Nicole Aubert, elle, recentre le sujet estimant que les pays développés ne sont pas justes. Avant, il y avait une destination d’ordre religieux comme but de la vie. Les systèmes, les idéologies laissent l’homme aujourd’hui dans un vide. La seule finalité semble être dans l’accélération, la quête d’intensité qui a remplacé la quête de salut. C’est tout le propos de son livre, très intéressant : « Le Culte de l’urgence. La Société malade du temps » chez Flammarion.
Tocqueville se désespérait déjà de ceux disposés à vivre comme s’ils ne devaient exister qu’un seul jour. Le Capitalisme autrefois était sous tendu par l’idée du sens de l’au-delà avec l’Ethique protestante de Max Weber. Les entrepreneurs savaient qu’il fallait réinvestir dans l’outil de production, ils pouvaient se sentir l’égal de Dieu. Signe de l’élection divine : ils avaient travaillé pour réussir. Les capitalistes réalisaient une œuvre : Steve Jobs, Bill Gates qui rend une partie de sa fortune aux déshérités, Bouygues. Le Capitalisme financier n’a pas de production. Ce sont les technologies contemporaines qui apportent des gains en des millionièmes de secondes. La technologie est pleinement au service de l’économie.

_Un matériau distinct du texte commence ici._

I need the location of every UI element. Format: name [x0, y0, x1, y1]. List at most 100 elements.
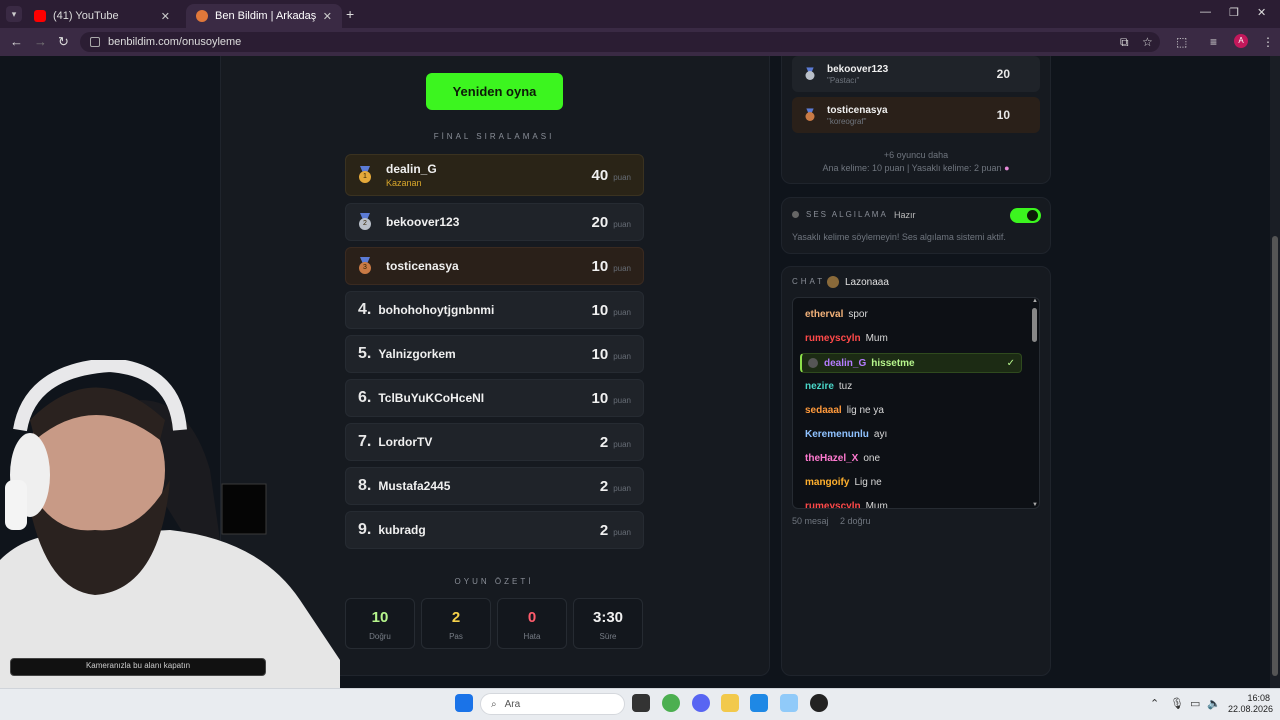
chat-user: rumeyscyln — [805, 333, 861, 344]
close-window-icon[interactable]: ✕ — [1257, 6, 1266, 19]
tab-search-icon[interactable]: ▾ — [6, 6, 22, 22]
voice-toggle[interactable] — [1010, 208, 1041, 223]
player-score: 10 — [591, 345, 609, 363]
voice-title: SES ALGILAMA — [806, 210, 888, 219]
address-bar[interactable]: benbildim.com/onusoyleme — [80, 32, 1160, 52]
silver-medal-icon: 2 — [358, 213, 372, 231]
rank-number: 7. — [358, 433, 372, 450]
voice-detection-panel — [781, 197, 1051, 254]
stat-pass: 2 Pas — [421, 598, 491, 649]
start-icon[interactable] — [455, 694, 473, 712]
restore-icon[interactable]: ❐ — [1229, 6, 1239, 19]
scoring-note: Ana kelime: 10 puan | Yasaklı kelime: 2 … — [792, 163, 1040, 173]
settings-gear-icon[interactable] — [780, 694, 798, 712]
chat-text: lig ne ya — [846, 405, 884, 416]
obs-icon[interactable] — [810, 694, 828, 712]
chat-user: theHazel_X — [805, 453, 859, 464]
game-summary-title: OYUN ÖZETİ — [454, 577, 534, 586]
player-name: bekoover123 — [386, 215, 460, 229]
extensions-icon[interactable]: ⬚ — [1176, 35, 1187, 49]
profile-avatar[interactable]: A — [1234, 34, 1248, 48]
menu-icon[interactable]: ⋮ — [1262, 35, 1274, 49]
tab-label: Ben Bildim | Arkadaşlarınla Onl — [215, 10, 317, 22]
player-score: 20 — [591, 213, 609, 231]
chat-text: ayı — [873, 429, 888, 440]
ranking-row: 4. bohohohoytjgnbnmi 10 puan — [345, 291, 644, 329]
media-control-icon[interactable]: ≡ — [1210, 35, 1217, 49]
store-icon[interactable] — [750, 694, 768, 712]
rank-number: 5. — [358, 345, 372, 362]
clock-time: 16:08 — [1247, 693, 1270, 703]
player-name: Yalnizgorkem — [378, 347, 456, 361]
chat-message: sedaaal lig ne ya — [805, 405, 884, 416]
chat-text: one — [863, 453, 881, 464]
player-score: 2 — [599, 521, 609, 539]
page-scrollbar[interactable] — [1270, 56, 1280, 688]
forward-icon[interactable]: → — [34, 34, 47, 49]
tray-chevron-icon[interactable]: ⌃ — [1150, 697, 1159, 710]
chat-text: Mum — [865, 501, 888, 509]
ranking-row: 7. LordorTV 2 puan — [345, 423, 644, 461]
chrome-icon[interactable] — [662, 694, 680, 712]
scroll-down-icon: ▼ — [1032, 502, 1038, 508]
stat-value: 10 — [371, 609, 389, 626]
new-tab-button[interactable]: + — [346, 6, 354, 22]
taskbar-search[interactable]: ⌕ Ara — [480, 693, 625, 715]
scrollbar-thumb[interactable] — [1272, 236, 1278, 676]
chat-text: spor — [848, 309, 868, 320]
volume-icon[interactable]: 🔈 — [1207, 697, 1221, 710]
reload-icon[interactable]: ↻ — [58, 34, 69, 50]
check-icon: ✓ — [1006, 357, 1015, 369]
stat-correct: 10 Doğru — [345, 598, 415, 649]
microphone-icon[interactable]: 🎙 — [1170, 697, 1184, 710]
site-info-icon[interactable] — [90, 37, 100, 47]
file-explorer-icon[interactable] — [721, 694, 739, 712]
tab-label: (41) YouTube — [53, 10, 119, 22]
replay-button[interactable]: Yeniden oyna — [426, 73, 563, 110]
system-clock[interactable]: 16:08 22.08.2026 — [1228, 693, 1273, 715]
chat-user: nezire — [805, 381, 834, 392]
discord-icon[interactable] — [692, 694, 710, 712]
chat-user: mangoify — [805, 477, 850, 488]
player-name: LordorTV — [378, 435, 433, 449]
chat-channel: Lazonaaa — [845, 277, 889, 288]
ranking-row: 9. kubradg 2 puan — [345, 511, 644, 549]
stat-label: Süre — [599, 632, 617, 641]
bronze-medal-icon: 3 — [358, 257, 372, 275]
chat-message: Keremenunlu ayı — [805, 429, 887, 440]
player-name: TclBuYuKCoHceNI — [378, 391, 485, 405]
chat-message: etherval spor — [805, 309, 868, 320]
back-icon[interactable]: ← — [10, 34, 23, 49]
chat-message: nezire tuz — [805, 381, 852, 392]
network-icon[interactable]: ▭ — [1190, 697, 1200, 710]
chat-messages[interactable]: etherval spor rumeyscyln Mum dealin_G hisse… — [792, 297, 1040, 509]
channel-avatar — [827, 276, 839, 288]
points-label: puan — [613, 528, 631, 537]
points-label: puan — [613, 440, 631, 449]
task-view-icon[interactable] — [632, 694, 650, 712]
final-ranking-title: FİNAL SIRALAMASI — [433, 132, 555, 141]
chat-scrollbar[interactable]: ▲ ▼ — [1030, 298, 1039, 508]
player-score: 10 — [591, 257, 609, 275]
webcam-caption: Kameranızla bu alanı kapatın — [10, 658, 266, 676]
leaderboard-row: tosticenasya "koreograf" 10 — [792, 97, 1040, 133]
close-tab-icon[interactable]: ✕ — [161, 10, 170, 23]
minimize-icon[interactable]: — — [1200, 6, 1211, 18]
chat-text: hissetme — [871, 357, 915, 369]
tab-youtube[interactable]: (41) YouTube ✕ — [24, 4, 180, 28]
install-app-icon[interactable]: ⧉ — [1120, 35, 1129, 50]
rank-number: 9. — [358, 521, 372, 538]
bookmark-star-icon[interactable]: ☆ — [1142, 35, 1153, 49]
close-tab-icon[interactable]: ✕ — [323, 10, 332, 23]
player-score: 10 — [996, 108, 1010, 122]
chat-text: tuz — [838, 381, 853, 392]
points-label: puan — [613, 264, 631, 273]
ranking-row: 8. Mustafa2445 2 puan — [345, 467, 644, 505]
stat-value: 3:30 — [592, 609, 624, 626]
tab-benbildim[interactable]: Ben Bildim | Arkadaşlarınla Onl ✕ — [186, 4, 342, 28]
points-label: puan — [613, 308, 631, 317]
player-role: "Pastacı" — [827, 75, 860, 85]
chat-title: CHAT — [792, 277, 826, 286]
player-score: 2 — [599, 433, 609, 451]
stat-value: 2 — [451, 609, 461, 626]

Urgence et instantanéité sont rapprochées de la notion de logique de marché et de profit immédiat avant de définir ce que Nicole Aubert nomme l’homme compressé en lien avec la place du salarié, puis elle mesure les conséquences de l’urgence, les pathologies qui en résultent. Elle évalue ensuite ce que l’homme est devenu après avoir passé en revue les dangers, les catastrophes qui peuvent survenir de par ces états d’urgence : un homme-instant en quête d’éternité et d’intensité de soi, pour toujours ne pas voir la mort quand le but, lui, n’est plus d’actualité. C’est le mythe de l’agité selon l’essayiste Philippe Tretiack, avide de découvertes et de nouvelles sensations dans le cadre d’une Société maniaco-dépressive. Tout se passe comme si on refusait la finitude du temps. Cette idée d’éternité peut parfois toucher notre présent. On parle d’instants merveilleux dont le philosophe Kierkegaard dit qu’ils sont la pénétration de l’éternité dans le temps, comme si l’éternité qu’on rejette souvent après le temps était en réalité en sommeil au fond du présent selon Etienne Klein. L’idée d’éternité est en mutation, elle, se retrouve aujourd’hui davantage dans le furtif que dans le définitif ou la constance, loin d’une éternité comme désincarnée du temps qu’elle a toujours été. Notre Société en réseau, basée sur les nouvelles technologies de l’information, a aboli l’idée de l’irréversibilité du temps puisque l’éphémère, l’immédiat, ce qui nous permet de franchir l’espace en une fraction de secondes, fait qu’on est dans un temps sans durée qui éternise le présent. Nicole Aubert en conclusion, nous invite à ne pas se laisser enfermer dans cette logique et à réintroduire l’épaisseur du temps de la maturation, de la réflexion et à ne pas réagir que sous le mode de l’impulsion.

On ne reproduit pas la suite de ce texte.